Pouco depois o leitor recebe explicações sobre isso, mas aí já é tarde: ele já assumiu a condição de alerta, de que em Sheep nada é o que parece ser. Somando a isso os dois andróides que cruzam o caminho de Deckard, Rachael e Phil, que não faziam noção de que eles mesmos eram andróides (e Phil ainda tinha um amor absurdo por seu animal de estimação, coisa que teoricamente seria impossível para um andróide). Com o fato de existir a possibilidade de andróides viverem como humanos, sem saber o que de fato são, a pergunta sobre o que é Deckard volta à tona.
Aqui é importante frisar que em nenhum momento no livro fica claro. Ele sempre se esquiva dos testes, alegando que ele foi testado (mas passar pelo teste pode ser uma memória implantada, não?) e quando finalmente faz um, conclui “Não há nada de inatural ou inumano nos testes de Resch, sou eu.”
Depois disso, vem a conversa de Deckard com Mercer, na qual o segundo diz “Exigirão que você faça algo errado, não importa onde você vá.
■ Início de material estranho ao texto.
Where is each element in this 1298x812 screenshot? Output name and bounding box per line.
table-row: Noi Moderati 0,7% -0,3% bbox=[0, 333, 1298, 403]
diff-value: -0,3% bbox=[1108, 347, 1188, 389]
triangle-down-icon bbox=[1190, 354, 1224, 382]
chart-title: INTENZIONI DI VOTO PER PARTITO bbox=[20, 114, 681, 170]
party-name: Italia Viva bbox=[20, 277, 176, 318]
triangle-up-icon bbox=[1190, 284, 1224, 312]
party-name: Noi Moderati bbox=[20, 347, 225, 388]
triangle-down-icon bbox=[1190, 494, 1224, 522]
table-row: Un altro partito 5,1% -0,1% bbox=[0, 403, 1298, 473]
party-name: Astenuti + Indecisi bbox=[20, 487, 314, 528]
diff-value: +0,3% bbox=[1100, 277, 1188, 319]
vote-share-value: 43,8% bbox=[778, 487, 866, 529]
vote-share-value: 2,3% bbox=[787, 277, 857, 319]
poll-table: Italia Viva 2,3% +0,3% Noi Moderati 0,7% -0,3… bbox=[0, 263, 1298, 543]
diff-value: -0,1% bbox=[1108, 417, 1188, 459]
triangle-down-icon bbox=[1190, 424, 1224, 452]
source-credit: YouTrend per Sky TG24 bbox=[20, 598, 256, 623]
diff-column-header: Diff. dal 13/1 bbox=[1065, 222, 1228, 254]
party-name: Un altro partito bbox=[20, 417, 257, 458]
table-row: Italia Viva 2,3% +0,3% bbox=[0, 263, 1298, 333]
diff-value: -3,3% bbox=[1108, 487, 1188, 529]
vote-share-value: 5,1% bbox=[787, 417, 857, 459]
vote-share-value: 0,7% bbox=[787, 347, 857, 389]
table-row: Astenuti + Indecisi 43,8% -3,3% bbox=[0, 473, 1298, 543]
É a condição básica da vida, exigirem que você viole sua própria identidade.”, o que pode estabelecer uma relação com a conclusão, de como Deckard está contrariado sobre matar os outros três andróides que sobraram.
E eu já estava caindo na armadilha de dizer “Ele é, ele é!” quando me dei conta que Sheep é tipo um Dom Casmurro do sci-fi. Da mesma forma que na obra do Machado não importa se Capitu traiu ou não (e nunca teremos respostas sobre isso), o mesmo acontece em Sheep, não importa se Deckard é ou não e nunca teremos uma resposta definitiva. Mais uma obra genial de Dick, até por conseguir deixar esse ponto de interrogação na testa dos leitores (ou mesmo permitindo as diversas interpretações).